Vincent Reinhart, a former Fed economist who is now at Dreyfus and Mellon, said it’s unusual for the Fed to have experienced so much turnover so quickly. Fed governors serve staggered terms that are intended to result in one vacancy every two years. The regional bank presidents have five-year terms that can be renewed.
“This has got to be the most dramatic change in Fed leadership in one year on record,” he said.

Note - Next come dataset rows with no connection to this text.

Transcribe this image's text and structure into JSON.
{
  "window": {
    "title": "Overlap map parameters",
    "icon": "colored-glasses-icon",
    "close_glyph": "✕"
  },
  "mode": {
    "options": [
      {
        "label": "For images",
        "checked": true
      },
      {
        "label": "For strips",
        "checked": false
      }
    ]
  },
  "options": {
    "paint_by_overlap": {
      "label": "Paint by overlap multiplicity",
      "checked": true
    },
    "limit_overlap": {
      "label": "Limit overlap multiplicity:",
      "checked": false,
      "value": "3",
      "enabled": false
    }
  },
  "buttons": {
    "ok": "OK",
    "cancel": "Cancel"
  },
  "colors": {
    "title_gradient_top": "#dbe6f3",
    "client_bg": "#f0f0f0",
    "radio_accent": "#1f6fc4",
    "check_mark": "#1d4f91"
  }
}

The new members, including Barr, are more likely to favor lower rates to support the economy and hiring, Reinhart said. Yet for now, with inflation near a 40-year high, the Fed’s policymaking committee is moving unanimously to sharply raise rates to try to cool the economy and lower inflation. There’s little sign of any dissent from that approach, for now.
Tim Duy, chief U.S. economist at SGH Macro, suggested that the Fed is unlike the Supreme Court in one important respect: Just because a president has nominated several new Fed board members doesn’t necessarily affect the central bank’s policymaking.
The Fed is a more technocratic institution, Duy said, “where you’re more likely to see people’s views evolve over time,” in response to changing economic data. At its July meeting, all 12 members of the Fed’s policy committee voted for a large three-quarter-point rate hike — an unusually large increase.
Still, Reinhart said, if inflation should fall substantially and appear to be under control and if unemployment began to rise as the Fed’s rate hikes squeeze the economy, some of Biden’s appointees could start to argue for an end to the increases — or even to cut rates.
The result might be less unanimity around the Fed’s decisions, Reinhart said. Or Powell might end up suspending rate hikes earlier than he would prefer, to preserve consensus.
“There’s a lot more opportunity for differences of opinion as we get longer into this rate-hiking cycle,” he said.